Not a few years before Horton, in 1738, the Anglican/Methodist hymn writer Charles Wesley, penned the wonderful hymn “And Can it Be.” The words demonstrate that Wesley understood something of the amazing quality of the grace of God in salvation. Each time I sing the hymn I am brought to tears as I am reminded of who did what in salvation and just how amazing God’s grace to me truly is. A hymn like this not only highlights biblical doctrine, but brings the doctrine to the heart, as it were. See for yourself:

And can it be that I should gain
An interest in the Savior’s blood?
Died He for me, who caused His pain—
For me, who Him to death pursued?
Amazing love! How can it be,
That Thou, my God, shouldst die for me?
Amazing love! How can it be,
That Thou, my God, shouldst die for me?

’Tis mystery all: th’Immortal dies:
Who can explore His strange design?
In vain the firstborn seraph tries
To sound the depths of love divine.
’Tis mercy all! Let earth adore,
Let angel minds inquire no more.
’Tis mercy all!
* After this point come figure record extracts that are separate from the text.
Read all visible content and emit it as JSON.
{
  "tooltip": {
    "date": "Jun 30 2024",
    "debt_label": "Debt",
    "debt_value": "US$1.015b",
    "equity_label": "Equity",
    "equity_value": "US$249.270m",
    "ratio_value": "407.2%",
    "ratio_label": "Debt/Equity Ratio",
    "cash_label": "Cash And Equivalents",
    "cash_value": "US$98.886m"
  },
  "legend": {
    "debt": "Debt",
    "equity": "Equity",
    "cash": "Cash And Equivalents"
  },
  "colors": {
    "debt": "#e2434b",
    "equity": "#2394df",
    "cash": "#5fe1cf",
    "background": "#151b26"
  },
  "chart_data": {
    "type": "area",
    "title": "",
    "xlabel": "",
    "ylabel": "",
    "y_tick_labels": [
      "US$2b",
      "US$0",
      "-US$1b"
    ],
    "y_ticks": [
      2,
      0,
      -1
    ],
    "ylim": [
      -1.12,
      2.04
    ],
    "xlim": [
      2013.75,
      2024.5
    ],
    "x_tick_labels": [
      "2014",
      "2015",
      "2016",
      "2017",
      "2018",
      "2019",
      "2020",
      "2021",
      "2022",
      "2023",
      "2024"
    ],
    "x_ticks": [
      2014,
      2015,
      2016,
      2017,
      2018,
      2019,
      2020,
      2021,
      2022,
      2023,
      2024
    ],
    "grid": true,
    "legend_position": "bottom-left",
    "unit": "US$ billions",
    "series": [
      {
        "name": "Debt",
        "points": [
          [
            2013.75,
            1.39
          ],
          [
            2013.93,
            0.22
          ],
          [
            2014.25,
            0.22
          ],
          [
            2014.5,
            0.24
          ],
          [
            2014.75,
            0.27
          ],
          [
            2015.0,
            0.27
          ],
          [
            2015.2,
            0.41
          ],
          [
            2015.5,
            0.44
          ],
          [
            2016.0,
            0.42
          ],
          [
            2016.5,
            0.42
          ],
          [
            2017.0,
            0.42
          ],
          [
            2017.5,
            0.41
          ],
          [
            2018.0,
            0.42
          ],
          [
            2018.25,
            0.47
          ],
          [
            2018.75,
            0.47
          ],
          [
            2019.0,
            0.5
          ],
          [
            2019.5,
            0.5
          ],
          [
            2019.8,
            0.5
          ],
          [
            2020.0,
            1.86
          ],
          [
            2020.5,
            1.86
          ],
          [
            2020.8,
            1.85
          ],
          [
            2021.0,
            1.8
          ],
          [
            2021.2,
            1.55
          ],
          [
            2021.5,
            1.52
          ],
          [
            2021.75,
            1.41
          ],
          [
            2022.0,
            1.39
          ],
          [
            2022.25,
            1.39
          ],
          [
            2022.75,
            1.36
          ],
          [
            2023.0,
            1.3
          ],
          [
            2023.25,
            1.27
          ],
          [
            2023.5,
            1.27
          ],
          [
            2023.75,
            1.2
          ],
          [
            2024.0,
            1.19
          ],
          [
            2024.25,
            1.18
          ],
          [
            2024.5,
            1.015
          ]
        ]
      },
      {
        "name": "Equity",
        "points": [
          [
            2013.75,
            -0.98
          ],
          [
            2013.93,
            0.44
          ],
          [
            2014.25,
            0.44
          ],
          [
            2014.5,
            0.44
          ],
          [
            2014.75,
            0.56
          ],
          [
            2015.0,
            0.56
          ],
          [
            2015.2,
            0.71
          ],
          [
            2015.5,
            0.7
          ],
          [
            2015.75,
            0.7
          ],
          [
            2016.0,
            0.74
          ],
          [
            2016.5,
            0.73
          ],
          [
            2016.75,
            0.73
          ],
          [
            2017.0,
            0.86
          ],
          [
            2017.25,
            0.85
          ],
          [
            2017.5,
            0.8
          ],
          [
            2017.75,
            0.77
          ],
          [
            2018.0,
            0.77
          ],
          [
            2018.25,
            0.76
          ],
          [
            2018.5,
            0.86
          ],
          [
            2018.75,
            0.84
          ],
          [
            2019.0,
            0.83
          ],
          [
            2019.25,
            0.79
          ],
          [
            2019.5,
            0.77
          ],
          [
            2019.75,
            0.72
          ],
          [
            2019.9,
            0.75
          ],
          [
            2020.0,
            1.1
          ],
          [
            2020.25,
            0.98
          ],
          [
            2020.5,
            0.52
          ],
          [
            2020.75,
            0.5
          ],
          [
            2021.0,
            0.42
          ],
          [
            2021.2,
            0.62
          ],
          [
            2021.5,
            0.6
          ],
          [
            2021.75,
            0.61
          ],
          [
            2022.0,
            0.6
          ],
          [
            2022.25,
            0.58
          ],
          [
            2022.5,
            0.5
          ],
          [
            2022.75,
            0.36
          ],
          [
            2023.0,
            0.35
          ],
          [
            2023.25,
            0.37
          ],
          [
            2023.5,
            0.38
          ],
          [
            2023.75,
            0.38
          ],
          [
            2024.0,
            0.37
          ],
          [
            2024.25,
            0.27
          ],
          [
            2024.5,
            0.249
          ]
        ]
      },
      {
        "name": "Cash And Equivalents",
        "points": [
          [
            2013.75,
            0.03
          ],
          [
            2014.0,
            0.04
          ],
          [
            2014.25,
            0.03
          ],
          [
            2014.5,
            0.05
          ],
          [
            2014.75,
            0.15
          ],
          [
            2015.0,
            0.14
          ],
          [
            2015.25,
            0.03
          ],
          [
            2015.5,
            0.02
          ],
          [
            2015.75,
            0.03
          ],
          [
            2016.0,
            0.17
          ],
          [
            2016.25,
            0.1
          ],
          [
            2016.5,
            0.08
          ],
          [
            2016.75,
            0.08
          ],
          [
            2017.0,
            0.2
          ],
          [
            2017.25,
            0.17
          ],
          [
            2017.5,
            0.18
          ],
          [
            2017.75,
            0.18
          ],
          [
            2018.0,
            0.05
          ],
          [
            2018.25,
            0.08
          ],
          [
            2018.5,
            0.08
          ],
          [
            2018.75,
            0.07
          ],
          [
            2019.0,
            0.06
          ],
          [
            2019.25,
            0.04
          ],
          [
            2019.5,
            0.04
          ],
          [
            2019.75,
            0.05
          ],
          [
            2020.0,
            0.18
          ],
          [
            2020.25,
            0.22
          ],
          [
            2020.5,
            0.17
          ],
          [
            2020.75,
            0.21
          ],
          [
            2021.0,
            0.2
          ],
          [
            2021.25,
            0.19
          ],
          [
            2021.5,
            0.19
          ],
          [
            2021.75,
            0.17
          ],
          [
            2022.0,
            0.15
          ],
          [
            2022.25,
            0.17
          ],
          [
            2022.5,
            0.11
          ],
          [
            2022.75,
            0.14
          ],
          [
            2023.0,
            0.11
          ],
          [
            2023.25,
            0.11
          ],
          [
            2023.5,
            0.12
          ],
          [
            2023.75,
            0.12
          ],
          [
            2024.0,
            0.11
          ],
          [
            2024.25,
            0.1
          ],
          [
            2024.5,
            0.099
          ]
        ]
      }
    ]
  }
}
Let earth adore;
Let angel minds inquire no more.

He left His Father’s throne above
So free, so infinite His grace—
Emptied Himself of all but love,
And bled for Adam’s helpless race:
’Tis mercy all, immense and free,
For O my God, it found out me!
’Tis mercy all, immense and free,
For O my God, it found out me!

Long my imprisoned spirit lay,
Fast bound in sin and nature’s night;
Thine eye diffused a quickening ray—
I woke, the dungeon flamed with light;
My chains fell off, my heart was free,
I rose, went forth, and followed Thee.
My chains fell off, my heart was free,
I rose, went forth, and followed Thee.

Still the small inward voice I hear,
That whispers all my sins forgiven;
Still the atoning blood is near,
That quenched the wrath of hostile Heaven.
I feel the life His wounds impart;
I feel the Savior in my heart.
I feel the life His wounds impart;
I feel the Savior in my heart.

No condemnation now I dread;
Jesus, and all in Him, is mine;
Alive in Him, my living Head,
And clothed in righteousness divine,
Bold I approach th’eternal throne,
And claim the crown, through Christ my own.
Bold I approach th’eternal throne,
And claim the crown, through Christ my own.

I can’t say it better than that. My prayer is that in some small way I can help to spur you to think on these things and that in so thinking, God will allow each one of us to put amazing back into grace.